Toxicity in the Modern World
Living in a modern society means exposure to toxins, both exogenous and endogenous, is unavoidable. Environmental toxin exposure comes from ‘heavy’ metals (lead, mercury, cadmium, aluminium, etc.), herbicides, pesticides, polychlorinated biphenyls (PCBs), and other persistent organic pollutants (POPs); along with plasticisers such as phthalates and bisphenol A (BPA). Endogenous toxins (endotoxins) are produced within the body itself; the most common being lipopolysaccharides (LPS) – cell wall fragments of dead gram-negative bacteria that reside within the gut. Other sources of endotoxins include metabolically-induced free radicals, and various products of glycation, maldigestion and hormonal metabolism.
In order to safely remove these toxins, all four phases of detoxification need to be functioning well, in addition to all organs of detoxification; including the kidneys and lymphatics. Renal detoxification occurs via uptake, biotransformation and excretion. Once toxins are conjugated, their urinary excretion depends upon the acid/base status. When the urine is more alkaline (ideally pH 7.4), conjugated toxins are able to be excreted at a 1.4-fold higher rate than in acidic urine conditions.[1] Therefore, alkalising the urine can significantly contribute to the efficacy of renal detoxification.

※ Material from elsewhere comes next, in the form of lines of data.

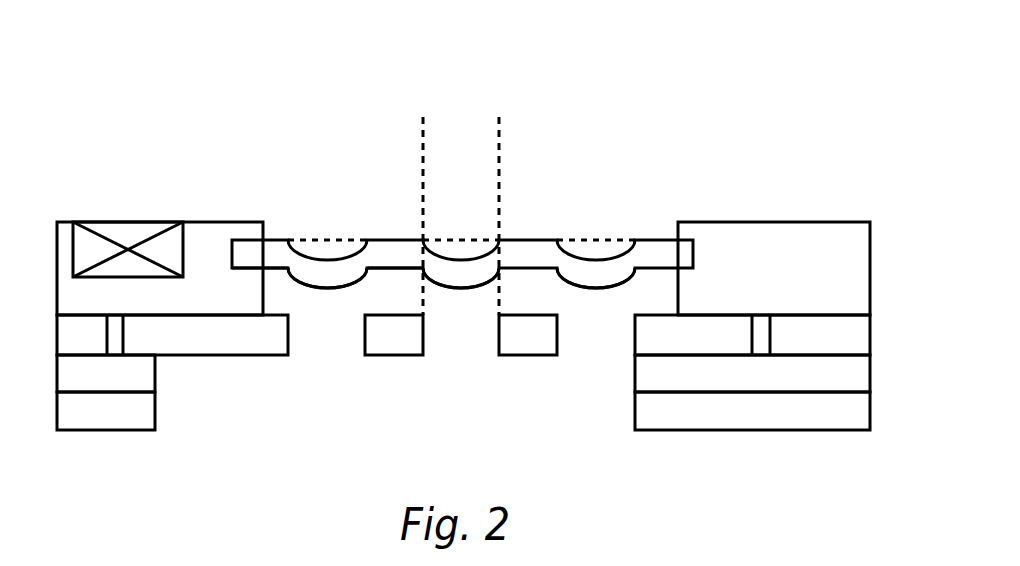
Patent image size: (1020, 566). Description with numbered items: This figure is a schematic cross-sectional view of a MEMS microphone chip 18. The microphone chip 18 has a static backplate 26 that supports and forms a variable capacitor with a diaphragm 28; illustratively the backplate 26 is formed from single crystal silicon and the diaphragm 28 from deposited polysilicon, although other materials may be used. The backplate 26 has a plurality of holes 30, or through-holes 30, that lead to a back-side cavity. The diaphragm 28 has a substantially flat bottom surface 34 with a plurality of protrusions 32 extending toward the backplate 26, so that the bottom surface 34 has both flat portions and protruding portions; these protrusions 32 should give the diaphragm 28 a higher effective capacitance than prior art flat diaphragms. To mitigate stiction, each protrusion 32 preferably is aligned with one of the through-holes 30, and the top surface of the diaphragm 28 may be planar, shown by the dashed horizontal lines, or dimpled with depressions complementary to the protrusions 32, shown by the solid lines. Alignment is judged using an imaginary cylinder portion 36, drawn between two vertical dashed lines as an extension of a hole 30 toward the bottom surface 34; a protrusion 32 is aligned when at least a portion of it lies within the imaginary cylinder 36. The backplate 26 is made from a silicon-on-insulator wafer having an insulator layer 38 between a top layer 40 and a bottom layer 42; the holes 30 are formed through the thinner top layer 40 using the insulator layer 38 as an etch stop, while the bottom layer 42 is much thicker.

The MEMS microphone chip 18 is at (761, 58).
The backplate 26 is at (243, 357).
The diaphragm 28 is at (392, 253).
The holes 30 is at (308, 344).
The protrusions 32 is at (344, 302).
The bottom surface 34 is at (275, 287).
The imaginary cylinder portion 36 is at (478, 164).
The insulator layer 38 is at (76, 376).
The top layer 40 is at (76, 344).
The bottom layer 42 is at (76, 408).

The lymphatic vessels have traditionally been considered to ‘clear toxic wastes’, although there is little hard scientific evidence to support their role in detoxification from a conventional perspective. Viewing toxicity as a form of chronic inflammation, however, we can see the importance of the lymphatic system in the elimination of metabolic waste and toxins. Lymphatic vessels act as transport channels for immune cells and their inflammatory mediators, with the resolution of inflammation in any tissue dependent upon the ability of the lymphatic system to clear interstitial fluid loaded with inflammation-inducing cytokines, prostaglandins (PGs), and histamines.
Toxicity may also be driven by dysbiosis, intestinal hyperpermeability (‘leaky gut’) and the local and systemic inflammation generated from this. LPS promoted by dysbiotic states create inflammation (as do undigested food particles), which leads to epithelial barrier disruption and intestinal hyperpermeability. As such, reversing the dysbiotic state decreases the inflammatory stimuli damaging the epithelial barrier and reduces the translocation of LPS into circulation and onto the liver. However, if carried out insensitively, reducing dysbiotic bacterial load can lead to an increase in LPS and an increased risk of Herxheimer reactions (often referred to as a ‘healing crisis’). This can manifest as increased inflammation, headaches, nausea, and a general worsening of symptoms. By supporting gastrointestinal barrier integrity during detoxification, the influx of LPS into systemic circulation is reduced; as is the potential for further tissue damage during the detoxification process.